I begin with the part that seems to trouble many of my most respected white friends .. my personal motivation, which I claim to be rooted in an imperative to seek justice. In my life that imperative is grounded in a spirituality which I used to express in theological terms now difficult for me to use with integrity. The words to express the motivation are not the same as they used to be, but they point to specific events in my life which are daily, powerful influences toward justice. An old pamphlet in the early days of school desegregation spoke of “simple justice;” that is really what I live for in the struggle against racism. I HATE injustice, and I seek the power to intervene wherever I see it. If government and other institutions, governed by white men, pretend to “represent” me, then they had better be just!

All of that “justice” troubles many, and probably turns some away. It is old-fashioned “liberalism” warmed over. Like a twice-baked soufflé, it is not appetizing to many. The appeal to “simple justice” has had a bum rap, and many do not trust it. So those who speak with me will most commonly say, “we need to appeal to the self-interest of white men to work for change … that is the most sure way to gain a sustained commitment.” With that there is sometimes an insistence that I must see my motivations in those self-interest terms or somehow it is not quite valid. The conviction expresses confidence that only if one is motivated because there is an identifiable advantage for himself can he be trusted.

It is a kind of self-evident truth that at some level people are moved by that which affects themselves.
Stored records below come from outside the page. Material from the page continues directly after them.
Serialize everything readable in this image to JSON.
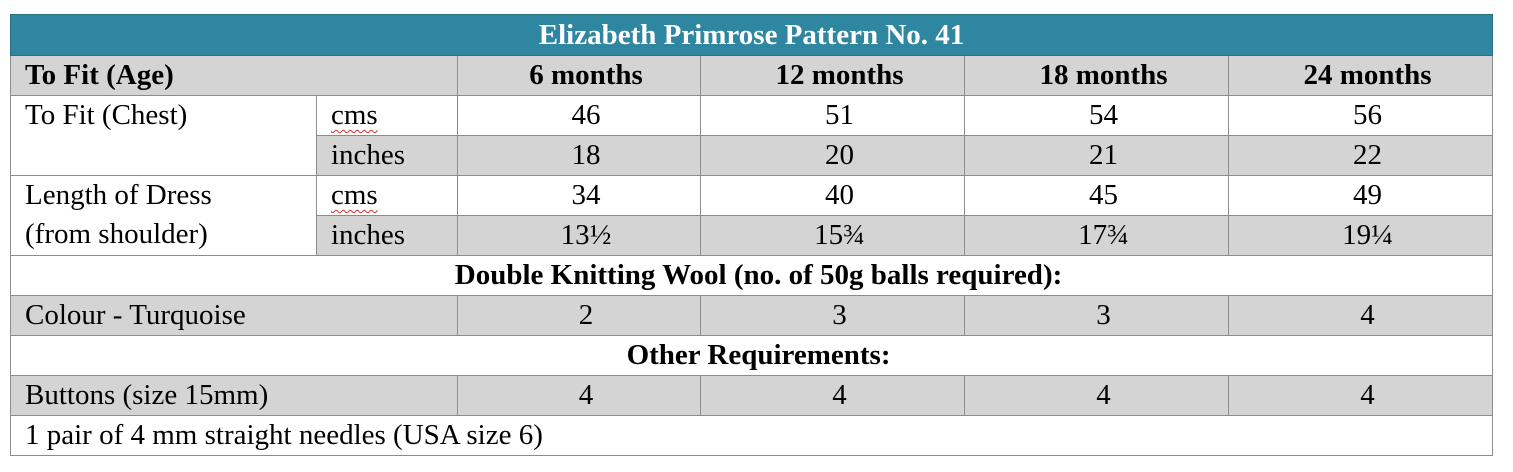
{
  "title": "Elizabeth Primrose Pattern No. 41",
  "age_header": {
    "label": "To Fit (Age)",
    "sizes": [
      "6 months",
      "12 months",
      "18 months",
      "24 months"
    ]
  },
  "chest": {
    "label": "To Fit (Chest)",
    "rows": [
      {
        "unit": "cms",
        "values": [
          "46",
          "51",
          "54",
          "56"
        ]
      },
      {
        "unit": "inches",
        "values": [
          "18",
          "20",
          "21",
          "22"
        ]
      }
    ]
  },
  "length": {
    "label_line1": "Length of Dress",
    "label_line2": "(from shoulder)",
    "rows": [
      {
        "unit": "cms",
        "values": [
          "34",
          "40",
          "45",
          "49"
        ]
      },
      {
        "unit": "inches",
        "values": [
          "13½",
          "15¾",
          "17¾",
          "19¼"
        ]
      }
    ]
  },
  "wool": {
    "heading": "Double Knitting Wool (no. of 50g balls required):",
    "label": "Colour - Turquoise",
    "values": [
      "2",
      "3",
      "3",
      "4"
    ]
  },
  "other": {
    "heading": "Other Requirements:",
    "buttons_label": "Buttons (size 15mm)",
    "buttons_values": [
      "4",
      "4",
      "4",
      "4"
    ],
    "needles": "1 pair of 4 mm straight needles (USA size 6)"
  }
}
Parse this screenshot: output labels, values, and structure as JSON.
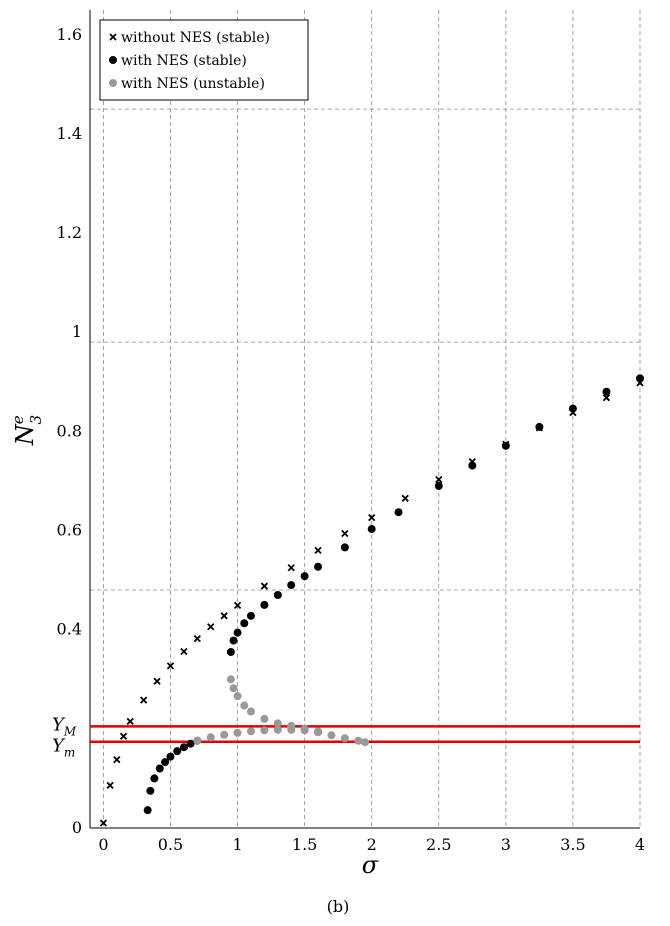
{
  "caption": "(b)",
  "chart_data": {
    "type": "scatter",
    "xlabel": "σ",
    "ylabel_base": "N",
    "ylabel_sub": "3",
    "ylabel_sup": "e",
    "xlim": [
      -0.1,
      4.0
    ],
    "ylim": [
      0,
      1.65
    ],
    "x_ticks": [
      0,
      0.5,
      1,
      1.5,
      2,
      2.5,
      3,
      3.5,
      4
    ],
    "x_tick_labels": [
      "0",
      "0.5",
      "1",
      "1.5",
      "2",
      "2.5",
      "3",
      "3.5",
      "4"
    ],
    "y_ticks": [
      0,
      0.4,
      0.6,
      0.8,
      1,
      1.2,
      1.4,
      1.6
    ],
    "y_tick_labels": [
      "0",
      "0.4",
      "0.6",
      "0.8",
      "1",
      "1.2",
      "1.4",
      "1.6"
    ],
    "grid": true,
    "legend_position": "top-left",
    "legend": [
      {
        "label": "without NES (stable)",
        "marker": "cross",
        "color": "#000000"
      },
      {
        "label": "with NES (stable)",
        "marker": "dot",
        "color": "#000000"
      },
      {
        "label": "with NES (unstable)",
        "marker": "dot",
        "color": "#999999"
      }
    ],
    "reference_lines": [
      {
        "label": "Y",
        "sub": "M",
        "y": 0.205,
        "color": "#e00000"
      },
      {
        "label": "Y",
        "sub": "m",
        "y": 0.174,
        "color": "#e00000"
      }
    ],
    "series": [
      {
        "name": "without NES (stable)",
        "marker": "cross",
        "color": "#000000",
        "x": [
          0.0,
          0.05,
          0.1,
          0.15,
          0.2,
          0.3,
          0.4,
          0.5,
          0.6,
          0.7,
          0.8,
          0.9,
          1.0,
          1.2,
          1.4,
          1.6,
          1.8,
          2.0,
          2.25,
          2.5,
          2.75,
          3.0,
          3.25,
          3.5,
          3.75,
          4.0
        ],
        "y": [
          0.01,
          0.086,
          0.138,
          0.185,
          0.215,
          0.258,
          0.296,
          0.327,
          0.356,
          0.382,
          0.406,
          0.428,
          0.449,
          0.488,
          0.525,
          0.56,
          0.594,
          0.626,
          0.665,
          0.703,
          0.739,
          0.774,
          0.807,
          0.838,
          0.868,
          0.898
        ]
      },
      {
        "name": "with NES (stable) lower",
        "marker": "dot",
        "color": "#000000",
        "x": [
          0.33,
          0.35,
          0.38,
          0.42,
          0.46,
          0.5,
          0.55,
          0.6,
          0.65,
          0.7
        ],
        "y": [
          0.036,
          0.075,
          0.1,
          0.12,
          0.133,
          0.144,
          0.155,
          0.163,
          0.17,
          0.176
        ]
      },
      {
        "name": "with NES (stable) upper",
        "marker": "dot",
        "color": "#000000",
        "x": [
          0.95,
          0.97,
          1.0,
          1.05,
          1.1,
          1.2,
          1.3,
          1.4,
          1.5,
          1.6,
          1.8,
          2.0,
          2.2,
          2.5,
          2.75,
          3.0,
          3.25,
          3.5,
          3.75,
          4.0
        ],
        "y": [
          0.355,
          0.378,
          0.394,
          0.413,
          0.428,
          0.45,
          0.47,
          0.49,
          0.508,
          0.527,
          0.566,
          0.603,
          0.637,
          0.69,
          0.731,
          0.771,
          0.809,
          0.846,
          0.88,
          0.907
        ]
      },
      {
        "name": "with NES (unstable) upper",
        "marker": "dot",
        "color": "#999999",
        "x": [
          0.95,
          0.97,
          1.0,
          1.05,
          1.1,
          1.2,
          1.3,
          1.4,
          1.5,
          1.6,
          1.7,
          1.8,
          1.9,
          1.95
        ],
        "y": [
          0.3,
          0.282,
          0.266,
          0.247,
          0.235,
          0.22,
          0.211,
          0.206,
          0.2,
          0.193,
          0.187,
          0.181,
          0.176,
          0.173
        ]
      },
      {
        "name": "with NES (unstable) lower",
        "marker": "dot",
        "color": "#999999",
        "x": [
          0.7,
          0.8,
          0.9,
          1.0,
          1.1,
          1.2,
          1.3,
          1.4,
          1.5,
          1.6
        ],
        "y": [
          0.176,
          0.183,
          0.188,
          0.192,
          0.195,
          0.197,
          0.198,
          0.198,
          0.197,
          0.195
        ]
      }
    ]
  }
}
There is both theory and practical evidence to support the appeal to self-interest, and I do not argue that. I do want to argue that the appeal to self-interest has its own slippery slope, raising a doubt for me about it as the only motivating power.

I am aware that my life would be more fulfilled if there was no racism or other form of oppression in society. There are clear ways in which the long-run of life propels an interest in anti-racism simply because things will be better for me. After consistent, full-time work in the struggle for years, my life is clearly more focused, more fulfilled and enriched in ways which I would never give up. The benefits are clear every night when my pillowed head reviews the day and gives thanks for the richness I have known. My work in the struggle, meager as its results have been, has clearly brought to me a liberation from many things to which I was previously in servitude. There is not a single moment of doubt about the clarity of that self-interest.

BUT …

There is evidence for arguing that self-interest is a risky motivation by itself It would be easy for me to argue that in many ways the status quo works just fine for me as a white male. I can demonstrate in my own life that there has been a significant cost in time, energy, and money for engaging in the struggle against racism; it has been my choice to accept that cost, I do not regret it, and when measured over against the cost of not engaging in the struggle, I would make the same choice again today, as I make that choice everyday. That could become an argument for my self-interest motivation. On the other hand, there are benefits for me which make it very easy to live in the world without change. I would not need to even resist change, but simply not abet it, and the system would go right on providing those benefits. Measuring some of the costs of engaging in the struggle for change might easily lead back into that comfortable place provided for me simply because I am white, male, and middle class. I have seen many white men in a variety of institutional settings, in family, marital and other relationships, for whom the temptation of the status quo overcomes an initial appeal to change, because their self-interest lies in preserving things as they are. It may have been that the self-interest in changing was not clearly enough articulated for them, and that becomes an argument for making that self-interest more compelling.

The matter boils down to a fundamental distrust of long-lasting white motivation for change; that in turn comes from a frightening conviction of the power of racism in the heads, hearts, and habits of whites. I am left with an uncomfortable feeling that the self-interest approach leaves many white men on a very slippery slope indeed. So I want to buoy that motivation with an appeal to justice also. Friends will then point out that my concern for justice is in the long-run a matter of self-interest. That is true, but I shall strenuously resist attempts to turn a concern for justice into simple “self-interest.”

All of this just proves that I am “old-fashioned!” I am that, and proud! I’ll continue to work for justice, and want to join other white men, no matter what their personal motivation, who will do the same. A prophet once called for justice to roll down like a mighty stream. I’m for that. How about you?